For the last hour yesterday we had started seeing a lot of references to Native Americans, including a weird Cherokee Subway (yes the sandwich shop). Dave had been very keen to visit the site of the Sand Creek Massacre in Colorado but the site is accessed on an 8 mile unpaved road, which is hard on a very heavily loaded bike, two-up. We decided on the Washita Battlefield site instead as we wanted to learn more and pay respects.
The site is part of the national parks service and free to visit. We already knew about the controversy surrounding whether this was a battle between Custer’s men and the Cheyenne or a massacre of Black Kettle, his wife and a hundred others, men, women and children. We watched a very informative 30-minute film about the situation leading up to the battle in 1868 and the massacre itself. We looked at a few artifacts, before riding up the site. It was on a lonely and isolated stretch of road, in a preserved area of grassland, which was really very beautiful. We hope to see more Native American sites as we move around. This was a good start and well worth the effort.
The rest of the day was a traveller’s dream. Empty roads, strange and unfamiliar landscapes and a real, old school motel at the end of it (as well as some terrible Mexican food in a restaurant without beer.) It took us back to days riding across India in 1996-7.
The main highlight was crossing into Texas from Oklahoma. The gently undulating plains and red earth immediately changed to become more flat and pale. The roads got worse. It got hotter. We saw our first real cowboys wearing Stetsons, jeans and spurs on their boots. We sat in a diner eating nuts and listening to the new but familiar accents (maybe from old western films, maybe from Dallas on TV).
The roads were dead straight and you could see for miles along the road in front and what looked like hundreds of miles across the plain either side.
Hawks soared overhead. We began to see a few oilrigs, small ones, then more, including nodding donkeys.
The only other vehicles were tankers. There was the odd cattle ranch but nothing else. We saw very few homes in 200 miles. Why would anyone live out here anyway?
For some reason the speed limit on this single carriageway road was 65-75mph. We bombed along, making good time. Towards the end of the journey to Dalhart, we began to see oil refineries and it became more industrial. At road works, we had a “pilot car” drive in front of us at 5mph so we could follow it through-a bit like the safety car in Formula 1.
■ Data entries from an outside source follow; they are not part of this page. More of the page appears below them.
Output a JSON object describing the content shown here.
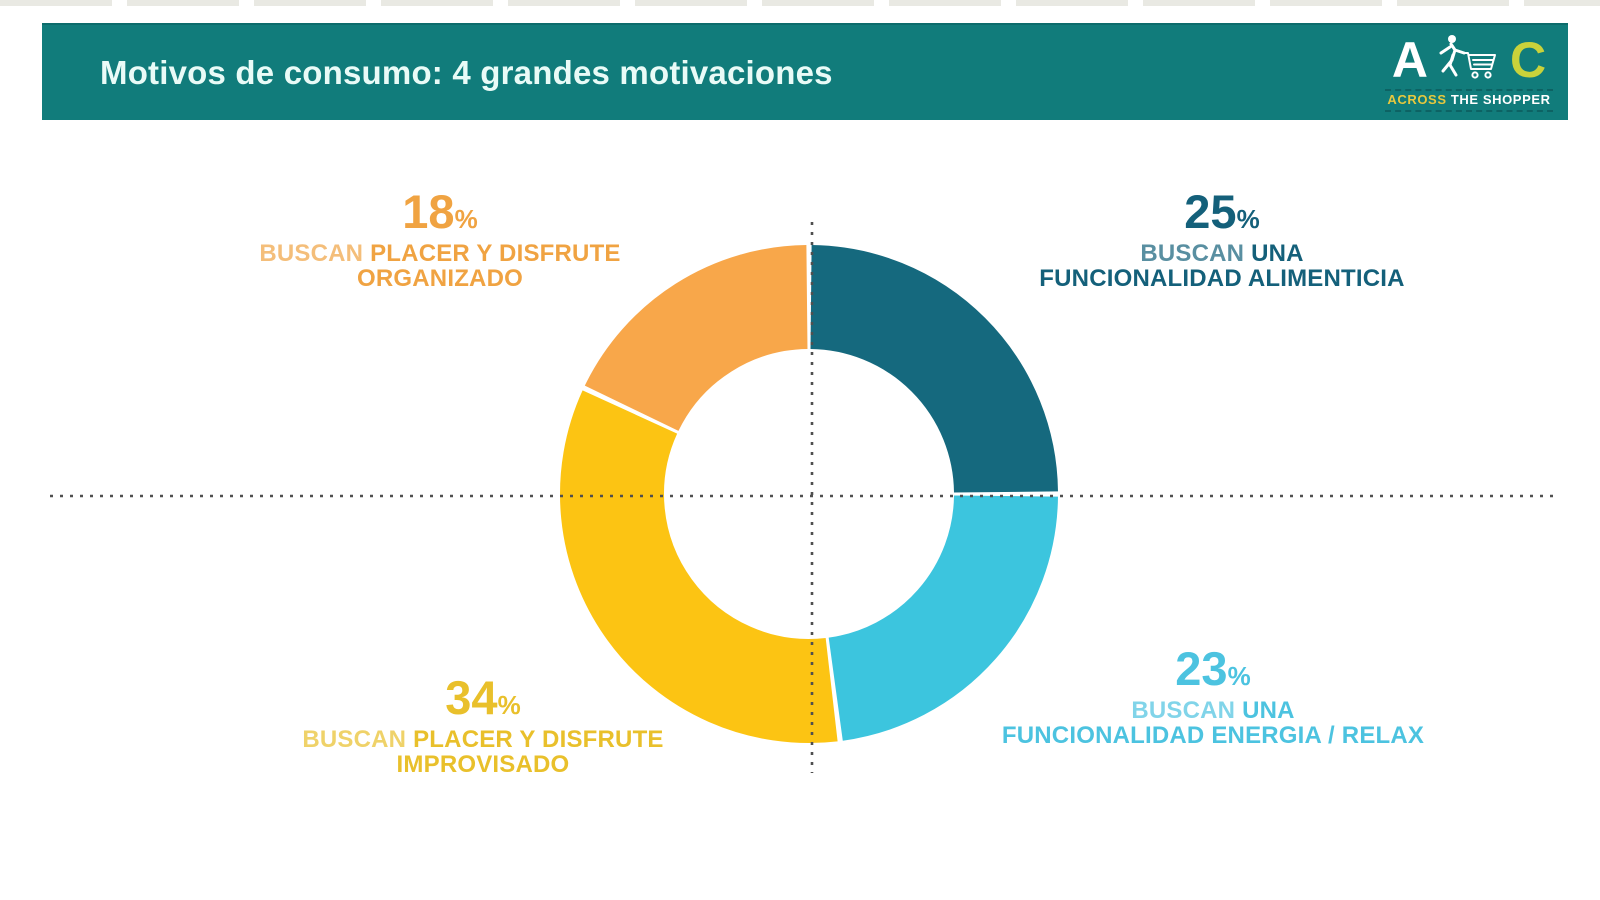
{
  "header": {
    "title": "Motivos de consumo: 4 grandes motivaciones",
    "bar_color": "#117c7b",
    "logo": {
      "letter_a": "A",
      "letter_c": "C",
      "tagline_across": "ACROSS",
      "tagline_rest": "THE SHOPPER",
      "letter_a_color": "#ffffff",
      "letter_c_color": "#c9d23b",
      "tagline_across_color": "#e8c83e",
      "tagline_rest_color": "#ffffff"
    }
  },
  "chart_data": {
    "type": "pie",
    "subtype": "donut",
    "title": "Motivos de consumo: 4 grandes motivaciones",
    "start_angle_deg": 0,
    "direction": "clockwise",
    "crosshair_guides": true,
    "segments": [
      {
        "name": "funcionalidad-alimenticia",
        "value": 25,
        "color": "#15697e"
      },
      {
        "name": "funcionalidad-energia-relax",
        "value": 23,
        "color": "#3cc5de"
      },
      {
        "name": "placer-disfrute-improvisado",
        "value": 34,
        "color": "#fcc413"
      },
      {
        "name": "placer-disfrute-organizado",
        "value": 18,
        "color": "#f8a74a"
      }
    ]
  },
  "labels": {
    "organizado": {
      "pct": "18",
      "suffix": "%",
      "lead": "BUSCAN ",
      "bold1": "PLACER Y DISFRUTE",
      "line2": "ORGANIZADO",
      "color": "#f0a342"
    },
    "alimenticia": {
      "pct": "25",
      "suffix": "%",
      "lead": "BUSCAN ",
      "bold1": "UNA",
      "line2": "FUNCIONALIDAD ALIMENTICIA",
      "color": "#14607a"
    },
    "energia": {
      "pct": "23",
      "suffix": "%",
      "lead": "BUSCAN ",
      "bold1": "UNA",
      "line2": "FUNCIONALIDAD ENERGIA / RELAX",
      "color": "#4cc3e0"
    },
    "improvisado": {
      "pct": "34",
      "suffix": "%",
      "lead": "BUSCAN ",
      "bold1": "PLACER Y DISFRUTE",
      "line2": "IMPROVISADO",
      "color": "#e9c02b"
    }
  }
}
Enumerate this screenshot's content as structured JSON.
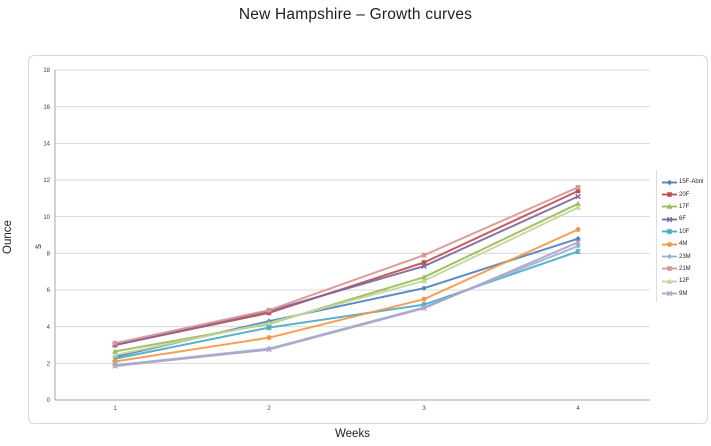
{
  "title": "New Hampshire – Growth curves",
  "chart_data": {
    "type": "line",
    "title": "New Hampshire – Growth curves",
    "xlabel": "Weeks",
    "ylabel": "Ounce",
    "ylabel_overlap_glyph": "s",
    "x": [
      1,
      2,
      3,
      4
    ],
    "ylim": [
      0,
      18
    ],
    "ytick_step": 2,
    "grid": true,
    "legend_position": "right",
    "series": [
      {
        "name": "15F-Abnl",
        "color": "#4F81BD",
        "marker": "diamond",
        "values": [
          2.35,
          4.3,
          6.1,
          8.8
        ]
      },
      {
        "name": "20F",
        "color": "#C0504D",
        "marker": "square",
        "values": [
          3.0,
          4.75,
          7.5,
          11.4
        ]
      },
      {
        "name": "17F",
        "color": "#9BBB59",
        "marker": "triangle",
        "values": [
          2.65,
          4.15,
          6.7,
          10.7
        ]
      },
      {
        "name": "6F",
        "color": "#8064A2",
        "marker": "x",
        "values": [
          3.0,
          4.85,
          7.3,
          11.1
        ]
      },
      {
        "name": "10F",
        "color": "#4BACC6",
        "marker": "asterisk",
        "values": [
          2.25,
          3.95,
          5.2,
          8.1
        ]
      },
      {
        "name": "4M",
        "color": "#F79646",
        "marker": "circle",
        "values": [
          2.1,
          3.4,
          5.5,
          9.3
        ]
      },
      {
        "name": "23M",
        "color": "#95B3D7",
        "marker": "diamond",
        "values": [
          1.9,
          2.8,
          5.05,
          8.4
        ]
      },
      {
        "name": "21M",
        "color": "#D99694",
        "marker": "square",
        "values": [
          3.1,
          4.9,
          7.9,
          11.6
        ]
      },
      {
        "name": "12F",
        "color": "#C3D69B",
        "marker": "triangle",
        "values": [
          2.45,
          4.2,
          6.5,
          10.5
        ]
      },
      {
        "name": "9M",
        "color": "#B2A2C7",
        "marker": "x",
        "values": [
          1.85,
          2.75,
          5.0,
          8.6
        ]
      }
    ],
    "axis_colors": {
      "grid": "#D9D9D9",
      "axis": "#A6A6A6",
      "tick_text": "#404040"
    }
  }
}
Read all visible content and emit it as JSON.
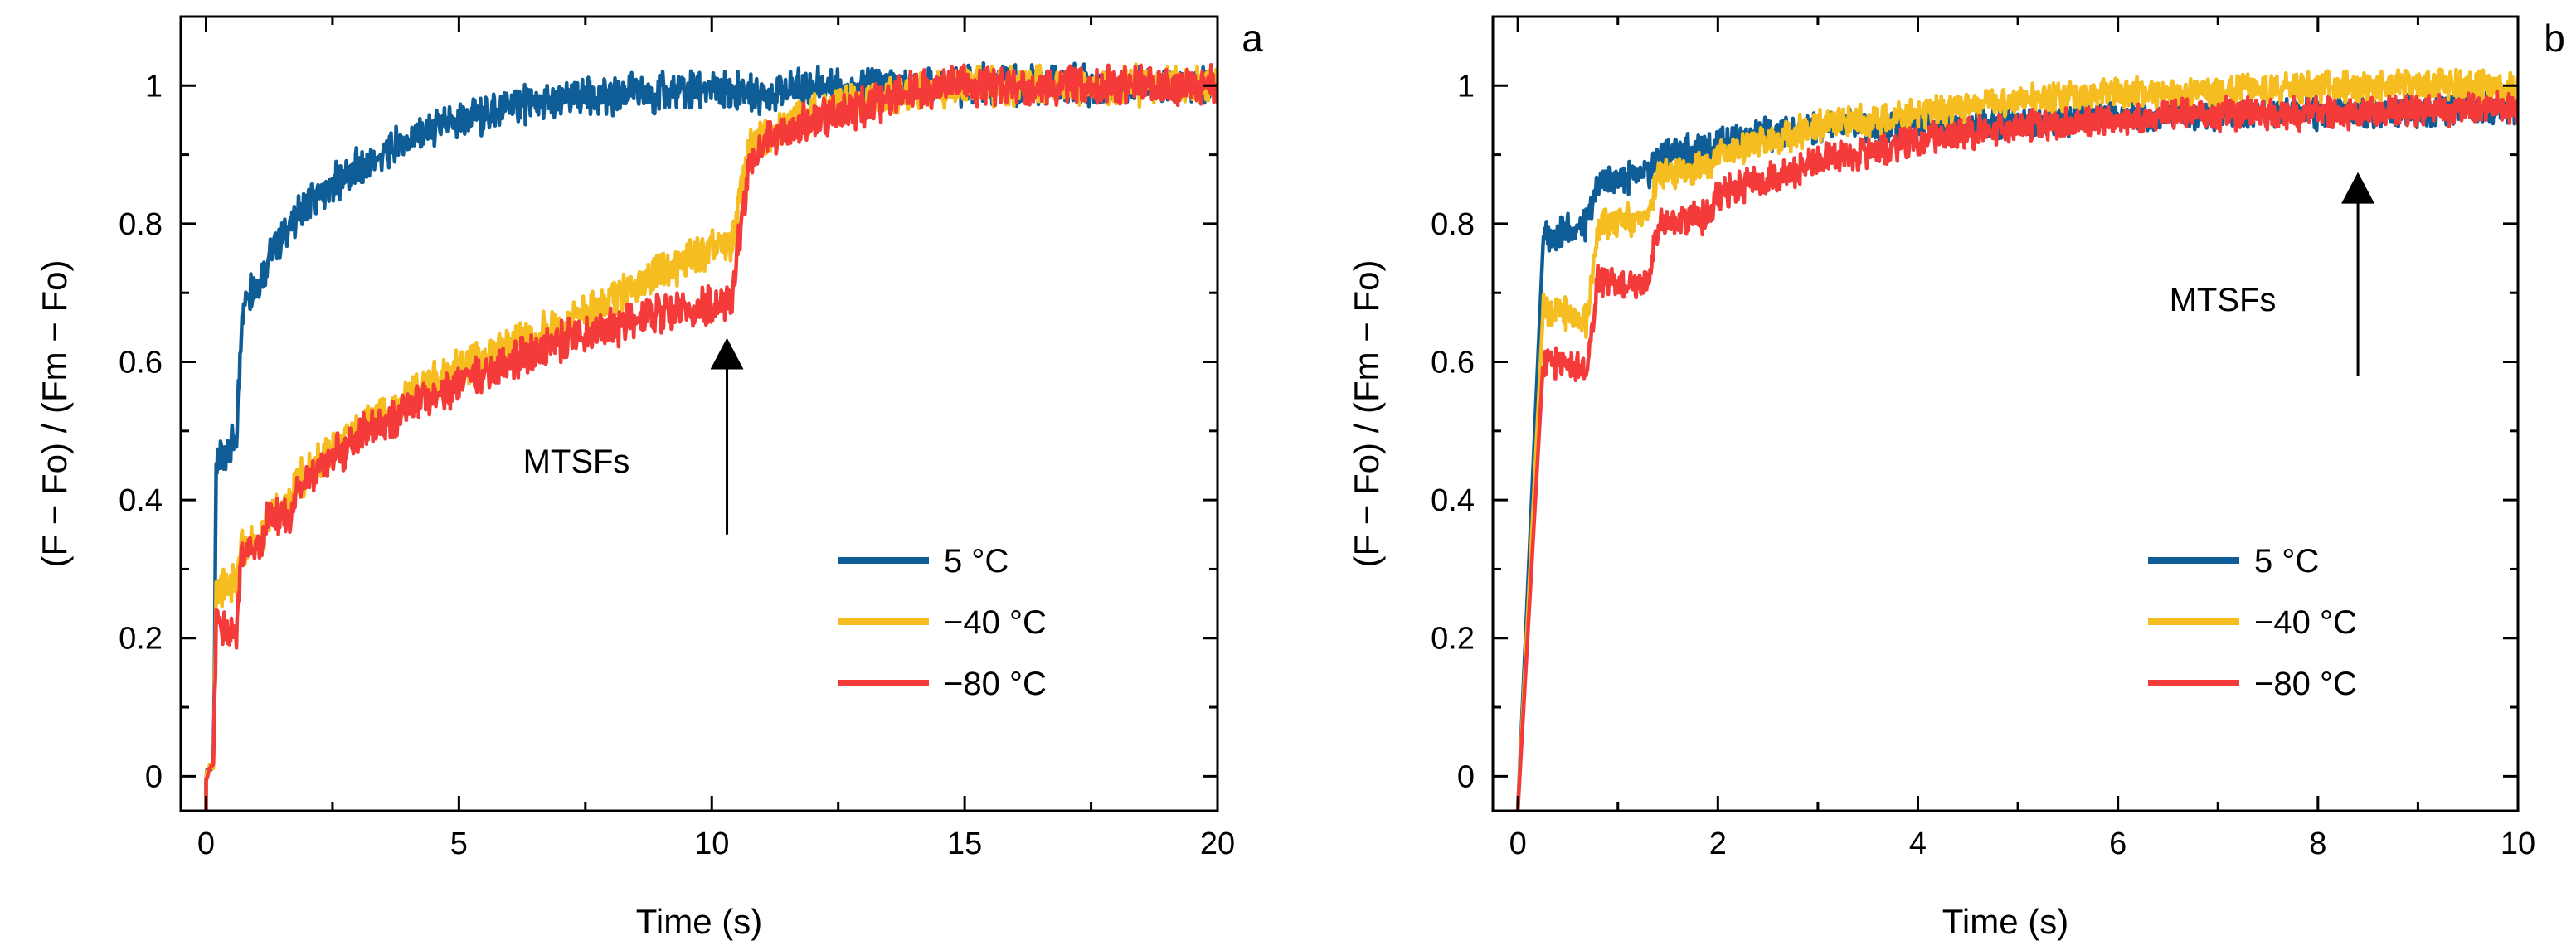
{
  "chart_data": [
    {
      "type": "line",
      "panel_label": "a",
      "xlabel": "Time (s)",
      "ylabel": "(F − Fo) / (Fm − Fo)",
      "xlim": [
        -0.5,
        20
      ],
      "ylim": [
        -0.05,
        1.1
      ],
      "xticks": [
        0,
        5,
        10,
        15,
        20
      ],
      "yticks": [
        0,
        0.2,
        0.4,
        0.6,
        0.8,
        1
      ],
      "ytick_labels": [
        "0",
        "0.2",
        "0.4",
        "0.6",
        "0.8",
        "1"
      ],
      "legend": {
        "position": "bottom-right"
      },
      "annotation": {
        "text": "MTSFs",
        "arrow_x": 10.3,
        "arrow_y_start": 0.35,
        "arrow_y_end": 0.63
      },
      "series": [
        {
          "name": "5 °C",
          "color": "#0f5d96",
          "x": [
            0,
            0.15,
            0.2,
            0.3,
            0.6,
            0.7,
            0.8,
            1.0,
            1.3,
            2,
            3,
            4,
            5,
            6,
            7,
            8,
            9,
            10,
            11,
            12,
            13,
            14,
            15,
            16,
            17,
            18,
            19,
            20
          ],
          "y": [
            0,
            0.02,
            0.44,
            0.47,
            0.48,
            0.66,
            0.7,
            0.71,
            0.76,
            0.83,
            0.88,
            0.92,
            0.95,
            0.97,
            0.98,
            0.985,
            0.99,
            0.995,
            0.99,
            1.0,
            1.0,
            1.0,
            1.0,
            1.0,
            1.0,
            1.0,
            1.0,
            1.0
          ]
        },
        {
          "name": "−40 °C",
          "color": "#f5bd1f",
          "x": [
            0,
            0.15,
            0.2,
            0.6,
            0.7,
            1.1,
            1.2,
            1.7,
            1.8,
            2,
            3,
            4,
            5,
            6,
            7,
            8,
            9,
            10,
            10.4,
            10.7,
            11,
            12,
            13,
            14,
            15,
            16,
            17,
            18,
            19,
            20
          ],
          "y": [
            0,
            0.02,
            0.27,
            0.28,
            0.33,
            0.34,
            0.38,
            0.39,
            0.43,
            0.44,
            0.5,
            0.55,
            0.59,
            0.62,
            0.65,
            0.69,
            0.73,
            0.76,
            0.77,
            0.9,
            0.93,
            0.96,
            0.98,
            0.99,
            1.0,
            1.0,
            1.0,
            1.0,
            1.0,
            1.0
          ]
        },
        {
          "name": "−80 °C",
          "color": "#f53a3a",
          "x": [
            0,
            0.15,
            0.2,
            0.6,
            0.7,
            1.1,
            1.2,
            1.7,
            1.8,
            2,
            3,
            4,
            5,
            6,
            7,
            8,
            9,
            10,
            10.4,
            10.7,
            11,
            12,
            13,
            14,
            15,
            16,
            17,
            18,
            19,
            20
          ],
          "y": [
            0,
            0.02,
            0.22,
            0.21,
            0.32,
            0.33,
            0.37,
            0.38,
            0.42,
            0.43,
            0.49,
            0.53,
            0.57,
            0.6,
            0.63,
            0.65,
            0.67,
            0.68,
            0.69,
            0.87,
            0.92,
            0.95,
            0.97,
            0.99,
            1.0,
            1.0,
            1.0,
            1.0,
            1.0,
            1.0
          ]
        }
      ]
    },
    {
      "type": "line",
      "panel_label": "b",
      "xlabel": "Time (s)",
      "ylabel": "(F − Fo) / (Fm − Fo)",
      "xlim": [
        -0.25,
        10
      ],
      "ylim": [
        -0.05,
        1.1
      ],
      "xticks": [
        0,
        2,
        4,
        6,
        8,
        10
      ],
      "yticks": [
        0,
        0.2,
        0.4,
        0.6,
        0.8,
        1
      ],
      "ytick_labels": [
        "0",
        "0.2",
        "0.4",
        "0.6",
        "0.8",
        "1"
      ],
      "legend": {
        "position": "bottom-right"
      },
      "annotation": {
        "text": "MTSFs",
        "arrow_x": 8.4,
        "arrow_y_start": 0.58,
        "arrow_y_end": 0.87
      },
      "series": [
        {
          "name": "5 °C",
          "color": "#0f5d96",
          "x": [
            0,
            0.2,
            0.25,
            0.7,
            0.8,
            1.3,
            1.4,
            1.9,
            2,
            3,
            4,
            5,
            6,
            7,
            8,
            9,
            10
          ],
          "y": [
            0,
            0.03,
            0.78,
            0.8,
            0.86,
            0.87,
            0.9,
            0.91,
            0.92,
            0.94,
            0.945,
            0.95,
            0.955,
            0.96,
            0.96,
            0.965,
            0.97
          ]
        },
        {
          "name": "−40 °C",
          "color": "#f5bd1f",
          "x": [
            0,
            0.2,
            0.25,
            0.7,
            0.8,
            1.3,
            1.4,
            1.9,
            2,
            3,
            4,
            5,
            6,
            7,
            8,
            9,
            10
          ],
          "y": [
            0,
            0.02,
            0.68,
            0.66,
            0.8,
            0.81,
            0.87,
            0.88,
            0.9,
            0.94,
            0.96,
            0.98,
            0.99,
            0.99,
            1.0,
            1.0,
            1.0
          ]
        },
        {
          "name": "−80 °C",
          "color": "#f53a3a",
          "x": [
            0,
            0.2,
            0.25,
            0.7,
            0.8,
            1.3,
            1.4,
            1.9,
            2,
            3,
            4,
            5,
            6,
            7,
            8,
            9,
            10
          ],
          "y": [
            0,
            0.02,
            0.6,
            0.59,
            0.72,
            0.71,
            0.8,
            0.81,
            0.84,
            0.89,
            0.92,
            0.94,
            0.95,
            0.96,
            0.96,
            0.965,
            0.97
          ]
        }
      ]
    }
  ]
}
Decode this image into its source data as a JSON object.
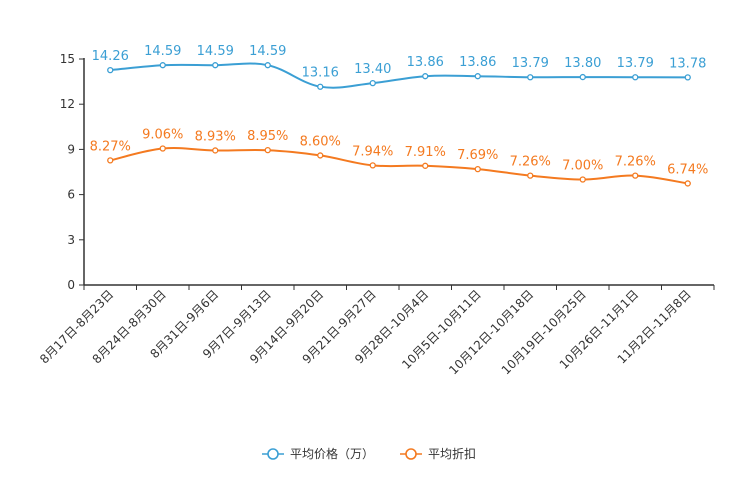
{
  "chart_data": {
    "type": "line",
    "title": "",
    "xlabel": "",
    "ylabel": "",
    "ylim": [
      0,
      15
    ],
    "yticks": [
      0,
      3,
      6,
      9,
      12,
      15
    ],
    "grid": false,
    "legend_position": "bottom-center",
    "categories": [
      "8月17日-8月23日",
      "8月24日-8月30日",
      "8月31日-9月6日",
      "9月7日-9月13日",
      "9月14日-9月20日",
      "9月21日-9月27日",
      "9月28日-10月4日",
      "10月5日-10月11日",
      "10月12日-10月18日",
      "10月19日-10月25日",
      "10月26日-11月1日",
      "11月2日-11月8日"
    ],
    "series": [
      {
        "name": "平均价格（万）",
        "color": "#3b9fd4",
        "values": [
          14.26,
          14.59,
          14.59,
          14.59,
          13.16,
          13.4,
          13.86,
          13.86,
          13.79,
          13.8,
          13.79,
          13.78
        ],
        "labels": [
          "14.26",
          "14.59",
          "14.59",
          "14.59",
          "13.16",
          "13.40",
          "13.86",
          "13.86",
          "13.79",
          "13.80",
          "13.79",
          "13.78"
        ]
      },
      {
        "name": "平均折扣",
        "color": "#f47a20",
        "values": [
          8.27,
          9.06,
          8.93,
          8.95,
          8.6,
          7.94,
          7.91,
          7.69,
          7.26,
          7.0,
          7.26,
          6.74
        ],
        "labels": [
          "8.27%",
          "9.06%",
          "8.93%",
          "8.95%",
          "8.60%",
          "7.94%",
          "7.91%",
          "7.69%",
          "7.26%",
          "7.00%",
          "7.26%",
          "6.74%"
        ]
      }
    ]
  }
}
At our destination, we were met by a lovely, old school, Indian gentleman, with a thick Indian accent, who told us he came from London. Later his wife sought us out for a chat about the old country. She told me she was from England and had lived in the US since 2003 but she hardly spoke a word of English. We shared how much we missed Indian food and she told me about how much easier life is here in the US. Her motel is old school, with flowery curtains and walls painted orange but spotless and welcoming.